Goldberg carefully examines the hot-button issues of the last two decades: AIDS, homelessness, and terrorism among them. He notes the spin, the politicization and the woeful omissions that, while newsworthy, won't sell advertising. For example, Goldberg found it interesting that homelessness in the country apparently ceased to exist when Bill Clinton took office (especially amazing, since it started the day Reagan was sworn in), based upon an analysis of mainstream media coverage. He eulogizes AIDS activist Randy Shilts, who was, "...courageous enough to say that despite what the media were telling America, AIDS was not 'The Killer Next Door'."
And he points out the double standard applied to journalists like USA Today columnist Julianne Malveaux, who publicly hoped for Clarence Thomas' death; or NPR's Nina Totenberg, who expressed a desire that Jessie Helms (or his grandchildren) contract AIDS. If a conservative journalist advocated similar fates for Jessie Jackson or Ted Kennedy, they'd be out of a job in seconds flat.

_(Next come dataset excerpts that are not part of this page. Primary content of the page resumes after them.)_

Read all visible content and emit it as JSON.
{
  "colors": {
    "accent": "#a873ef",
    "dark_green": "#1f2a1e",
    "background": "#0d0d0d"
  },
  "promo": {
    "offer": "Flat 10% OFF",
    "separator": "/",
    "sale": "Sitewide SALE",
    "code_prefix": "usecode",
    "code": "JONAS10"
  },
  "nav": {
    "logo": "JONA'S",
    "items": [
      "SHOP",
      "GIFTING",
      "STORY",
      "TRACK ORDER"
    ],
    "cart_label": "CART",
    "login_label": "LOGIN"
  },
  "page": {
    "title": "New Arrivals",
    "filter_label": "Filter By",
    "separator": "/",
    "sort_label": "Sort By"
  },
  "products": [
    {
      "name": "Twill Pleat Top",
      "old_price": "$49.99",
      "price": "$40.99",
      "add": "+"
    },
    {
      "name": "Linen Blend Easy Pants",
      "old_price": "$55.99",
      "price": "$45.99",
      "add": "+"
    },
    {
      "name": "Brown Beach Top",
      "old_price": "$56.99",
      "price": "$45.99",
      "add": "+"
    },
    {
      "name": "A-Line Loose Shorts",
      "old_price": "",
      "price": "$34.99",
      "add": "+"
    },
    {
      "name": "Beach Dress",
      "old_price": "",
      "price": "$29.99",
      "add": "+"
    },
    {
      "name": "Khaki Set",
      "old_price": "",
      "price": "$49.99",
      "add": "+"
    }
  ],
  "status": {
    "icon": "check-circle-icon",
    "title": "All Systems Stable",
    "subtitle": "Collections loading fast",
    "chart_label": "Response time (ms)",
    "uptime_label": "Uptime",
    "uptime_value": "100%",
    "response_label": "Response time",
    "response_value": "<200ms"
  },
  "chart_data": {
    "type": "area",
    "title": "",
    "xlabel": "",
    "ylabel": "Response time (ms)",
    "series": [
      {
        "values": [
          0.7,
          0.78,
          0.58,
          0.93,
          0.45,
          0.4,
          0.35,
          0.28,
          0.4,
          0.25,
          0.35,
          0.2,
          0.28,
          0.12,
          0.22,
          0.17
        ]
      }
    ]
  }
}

Goldberg closes with a careful look at how the media treats terrorism, Islam as a whole, and the Palestinian position regarding Israel. Simply put, the facts of the situation do not reflect what the media has been reporting. And in this, the age of nuclear terrorism, the omissions are truly stunning.
The only bone to pick with the book is that it could use a few more cold, hard statistics. Goldberg's argument is strongest when he uses tables to back his contentions. But, despite this, 'Bias' is a fast, enlightening read that should be read by every American who watches the news.
If you already believe in the media's liberal bias, you'll enjoy the anecdotes and statistics that support your contention. And if you don't believe it, read the latest peer-reviewed study of the issue* and then read this book. You might just gain a different perspective on the matter.
* See "A Measure of Media Bias", UCLA & University of Chicago, Sept. 2003
Oh, and Al Franken: you just got BITCH SLAPPED*
Try to spin these statistics, putz.
"'The mainstream media does not have a liberal bias. . . . ABC, CBS, NBC, CNN, the New York Times, The Washington Post, Time, Newsweek and the rest -- at least try to be fair.' --Al Franken. (2003) Lies and the Lying Liars Who Tell Them: A Fair and Balanced Look at the Right.
The main conclusion of our paper is that our results simply reject such claims."
A Measure of Media Bias, Tim Groseclose, Department of Political Science, UCLA, and Graduate School of Business, Stanford University; Jeff Milyo, Harris School of Public Policy, University of Chicago, September 2003
* "Bitch-slapped" is the term Franken used with his weak attack on Goldberg's book, when he found a flaw in the analysis of a single John Chancellor quote. This is typical of Franken's tortured logic, which -- once again -- was about as accurate and successful as his liberal radio network.